Rêve d’Aaron

Et voilà, vous n’aspirez qu’à tout simplifier. Vous ne rêver que de tout programmer. Et vous finissez par faire de vous-même des objets. Des objets à ranger, des objets à user, des objets à jeter.
Vos pensées simplificatrices, après vous êtes détourné de l’éternité, de l’inattendu, de l’infini qui vous terrorisait, est tant entré en vous qu’elle finis par se putréfier. La terreur, la peur à fait entrer le Mal. Le Mal enfant du néant, ce néant sans dessein ni forme, ni flot.

Vous aviez les outils de l’intuitons offertes, du discernement donné, de l’intelligence fournies. Les outils vous aidant à toujours être en chemin, à créer chaque jour du nouveau, de l’imprévu, des outils à votre service. Et, vous les avez transformés en Machine, en « Malchemine » qui fabrique toujours à l’identique, toujours le même objet. Des « Malchemine » auquel vous vous êtes enchainés vous métamorphosant en machine vous-même.

Créateurs, vous aviez la responsabilité de tout le vivant, l’animal, le végétal et le minéral. Vous aviez la richesse sans fin de vivre au cœur de leurs cercles, les aidant aussi à conquérir leur propre liberté. Vous deviez les garder comme sujet, même si vous les mangiez, ils se sentait aimé et unique. Vous en avez fait des objets que vos machines auquel vous vous êtes enchainés en fait des boites, des cubes, des cylindres, ces concepts creux, des steaks.

Alors, il ne vous reste plus d’avenir inattendu et renouvelé, vous vous êtes enfermez dans un futur calculé toujours identique à lui-même, un présent inexistant sombrant pièce par pièce dans la mort, dans le néant.
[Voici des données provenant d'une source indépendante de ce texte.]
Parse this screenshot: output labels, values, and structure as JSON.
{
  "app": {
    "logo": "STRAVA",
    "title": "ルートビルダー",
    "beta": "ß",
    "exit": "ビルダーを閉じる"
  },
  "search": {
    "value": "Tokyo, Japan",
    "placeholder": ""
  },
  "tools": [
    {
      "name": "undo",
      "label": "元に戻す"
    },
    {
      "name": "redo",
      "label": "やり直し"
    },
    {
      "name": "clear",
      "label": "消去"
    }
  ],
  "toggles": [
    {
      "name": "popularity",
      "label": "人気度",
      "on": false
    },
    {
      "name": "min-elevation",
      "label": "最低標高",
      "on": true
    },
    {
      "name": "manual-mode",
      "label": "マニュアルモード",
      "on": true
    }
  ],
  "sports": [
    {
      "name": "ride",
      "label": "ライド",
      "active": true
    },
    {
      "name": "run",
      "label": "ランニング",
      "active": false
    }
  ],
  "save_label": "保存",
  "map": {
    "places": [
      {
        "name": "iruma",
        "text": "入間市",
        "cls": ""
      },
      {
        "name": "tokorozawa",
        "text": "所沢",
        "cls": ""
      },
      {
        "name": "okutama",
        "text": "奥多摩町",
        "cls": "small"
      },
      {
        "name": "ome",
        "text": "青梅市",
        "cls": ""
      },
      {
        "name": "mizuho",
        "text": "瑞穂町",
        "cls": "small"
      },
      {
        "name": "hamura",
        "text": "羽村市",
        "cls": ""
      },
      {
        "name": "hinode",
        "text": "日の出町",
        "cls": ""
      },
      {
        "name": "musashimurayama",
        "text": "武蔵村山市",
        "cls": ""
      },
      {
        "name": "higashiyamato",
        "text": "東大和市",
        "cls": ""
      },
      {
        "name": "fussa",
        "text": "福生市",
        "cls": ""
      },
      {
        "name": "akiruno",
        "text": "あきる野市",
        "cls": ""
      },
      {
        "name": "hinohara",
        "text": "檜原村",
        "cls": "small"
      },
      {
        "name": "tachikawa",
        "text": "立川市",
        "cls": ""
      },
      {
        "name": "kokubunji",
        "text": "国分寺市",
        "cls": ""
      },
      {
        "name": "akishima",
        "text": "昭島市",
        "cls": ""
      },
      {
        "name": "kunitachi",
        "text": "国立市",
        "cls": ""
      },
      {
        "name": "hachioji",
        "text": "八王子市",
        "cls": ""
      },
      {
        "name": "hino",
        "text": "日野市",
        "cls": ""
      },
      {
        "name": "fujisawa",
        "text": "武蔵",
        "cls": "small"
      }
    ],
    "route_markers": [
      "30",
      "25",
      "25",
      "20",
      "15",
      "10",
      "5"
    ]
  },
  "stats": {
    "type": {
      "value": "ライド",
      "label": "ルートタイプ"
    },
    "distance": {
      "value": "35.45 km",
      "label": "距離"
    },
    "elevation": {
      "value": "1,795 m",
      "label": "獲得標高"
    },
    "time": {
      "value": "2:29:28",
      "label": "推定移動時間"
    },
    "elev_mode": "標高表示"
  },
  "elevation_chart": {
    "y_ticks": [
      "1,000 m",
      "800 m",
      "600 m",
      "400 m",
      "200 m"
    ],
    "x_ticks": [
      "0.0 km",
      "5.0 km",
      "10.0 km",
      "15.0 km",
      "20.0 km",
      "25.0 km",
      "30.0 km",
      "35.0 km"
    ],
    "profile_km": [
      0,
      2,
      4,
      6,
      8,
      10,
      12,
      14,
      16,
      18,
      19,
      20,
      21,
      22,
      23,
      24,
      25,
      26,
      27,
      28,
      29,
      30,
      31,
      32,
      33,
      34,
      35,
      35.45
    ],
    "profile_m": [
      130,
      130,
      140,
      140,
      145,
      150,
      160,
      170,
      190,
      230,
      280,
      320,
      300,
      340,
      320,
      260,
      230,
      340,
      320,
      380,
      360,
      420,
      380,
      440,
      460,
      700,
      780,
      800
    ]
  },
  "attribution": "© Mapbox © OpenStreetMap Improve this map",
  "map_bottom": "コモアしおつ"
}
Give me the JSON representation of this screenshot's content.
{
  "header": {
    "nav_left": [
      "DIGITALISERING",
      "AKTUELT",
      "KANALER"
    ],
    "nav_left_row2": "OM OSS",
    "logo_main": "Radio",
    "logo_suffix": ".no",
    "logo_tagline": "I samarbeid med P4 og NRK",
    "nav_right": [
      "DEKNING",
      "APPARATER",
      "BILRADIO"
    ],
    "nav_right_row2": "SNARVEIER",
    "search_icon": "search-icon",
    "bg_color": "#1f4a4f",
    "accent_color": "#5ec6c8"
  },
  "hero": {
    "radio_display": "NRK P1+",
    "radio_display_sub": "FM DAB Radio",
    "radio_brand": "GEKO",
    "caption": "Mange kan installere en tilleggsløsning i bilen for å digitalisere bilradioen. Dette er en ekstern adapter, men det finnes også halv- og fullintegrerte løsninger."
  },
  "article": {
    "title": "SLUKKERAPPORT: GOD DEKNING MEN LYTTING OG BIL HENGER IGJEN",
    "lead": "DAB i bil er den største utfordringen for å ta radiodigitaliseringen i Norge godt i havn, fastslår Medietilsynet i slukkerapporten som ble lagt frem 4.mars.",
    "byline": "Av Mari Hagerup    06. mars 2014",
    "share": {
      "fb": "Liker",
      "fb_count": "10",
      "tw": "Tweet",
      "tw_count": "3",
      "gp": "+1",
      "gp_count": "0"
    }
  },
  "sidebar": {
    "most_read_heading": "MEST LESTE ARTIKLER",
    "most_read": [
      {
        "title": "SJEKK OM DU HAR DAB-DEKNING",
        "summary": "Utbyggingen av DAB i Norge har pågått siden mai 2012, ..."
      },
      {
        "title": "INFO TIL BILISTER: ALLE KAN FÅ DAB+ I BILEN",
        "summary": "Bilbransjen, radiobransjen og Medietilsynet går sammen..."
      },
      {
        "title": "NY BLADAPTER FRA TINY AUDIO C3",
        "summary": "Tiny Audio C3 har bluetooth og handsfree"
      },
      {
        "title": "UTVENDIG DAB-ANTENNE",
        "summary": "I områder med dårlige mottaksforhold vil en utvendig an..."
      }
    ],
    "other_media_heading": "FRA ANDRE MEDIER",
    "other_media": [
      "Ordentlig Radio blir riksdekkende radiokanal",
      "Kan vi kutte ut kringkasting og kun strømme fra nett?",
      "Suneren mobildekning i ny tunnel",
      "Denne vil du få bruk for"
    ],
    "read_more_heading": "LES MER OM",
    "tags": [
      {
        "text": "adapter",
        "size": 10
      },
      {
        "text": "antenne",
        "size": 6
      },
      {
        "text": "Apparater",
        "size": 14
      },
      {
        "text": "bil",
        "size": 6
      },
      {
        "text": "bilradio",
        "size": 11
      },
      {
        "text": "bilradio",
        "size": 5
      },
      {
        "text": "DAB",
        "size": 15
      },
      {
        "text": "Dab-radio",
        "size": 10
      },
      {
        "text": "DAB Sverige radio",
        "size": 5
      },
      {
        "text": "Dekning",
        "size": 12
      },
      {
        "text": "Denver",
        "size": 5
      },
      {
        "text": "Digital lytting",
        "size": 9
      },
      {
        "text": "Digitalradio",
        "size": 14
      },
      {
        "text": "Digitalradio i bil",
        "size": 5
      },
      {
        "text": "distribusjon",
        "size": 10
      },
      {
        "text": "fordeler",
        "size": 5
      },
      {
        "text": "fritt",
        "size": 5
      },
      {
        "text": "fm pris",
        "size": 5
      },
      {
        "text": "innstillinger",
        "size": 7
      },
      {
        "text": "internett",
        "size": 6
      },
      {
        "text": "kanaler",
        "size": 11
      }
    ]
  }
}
Et pourtant je vous aidé tant de fois. Je vous ai aidé en m’adressant à vous, en formant des guides, des prophètes et prophétesses, des chamanes, des hommes et des femmes médecine, des gourous et des sages femmes. Je vous ai sacrifié mon enfant, mon amour, ma fille, mon fils pour de nouveau vous montrer le chemin. Ce chemin qui vous indique que la peur, et l’avidité de nos pas en vous, mais hors de vous, le chemin libre atteint par la (soro)fraternité vous disposant à égalité et créant votre liberté.

Le rêve d’Aaron ?

Parce que je vous aime, et cela vous donne tout, vous devenez créateur d’objets vivants avec une âme unique. Des pains qui lèvent chaque jour, nouveau en forme et en goût, des pierres que vous taillez qui deviennent Samothrace, Vénus ou les portes de l’enfer, du bois devenant Totem unique, masque et nouvelle cité, des mots et vous en créez des mondes, des univers , des nouvelles façons de vivre, de penser, Dune, Guerre et paix, Les lais de Marie, les essais. Tout unique à donner dans l’Amour.

Mais vous vous détournez, vous n’aspirez qu’au néant, même la beauté vous l’industrialisez, Ben, Koons, votre pain. Vous simplifiez, vous décomposez, vous vous putréfiez dans une mort sans fin. Le néant vous absorbe et je continue de vous aimer. Vous souffrez 1000 enfers. Il vous suffit d’accepter l’échange d’amour que vous avez réclamez à corps et à cri. Ma colère ? Ma colère n’est qu’un cri pour que vous m’entendiez, qu’enfin vous vous retourniez et que vous acceptiez cet échange si riche qui fait de vous des créateurs et c’est moi qui vous en prie.

Et Aaron se réveille et nous rapporte les paroles d’IEL.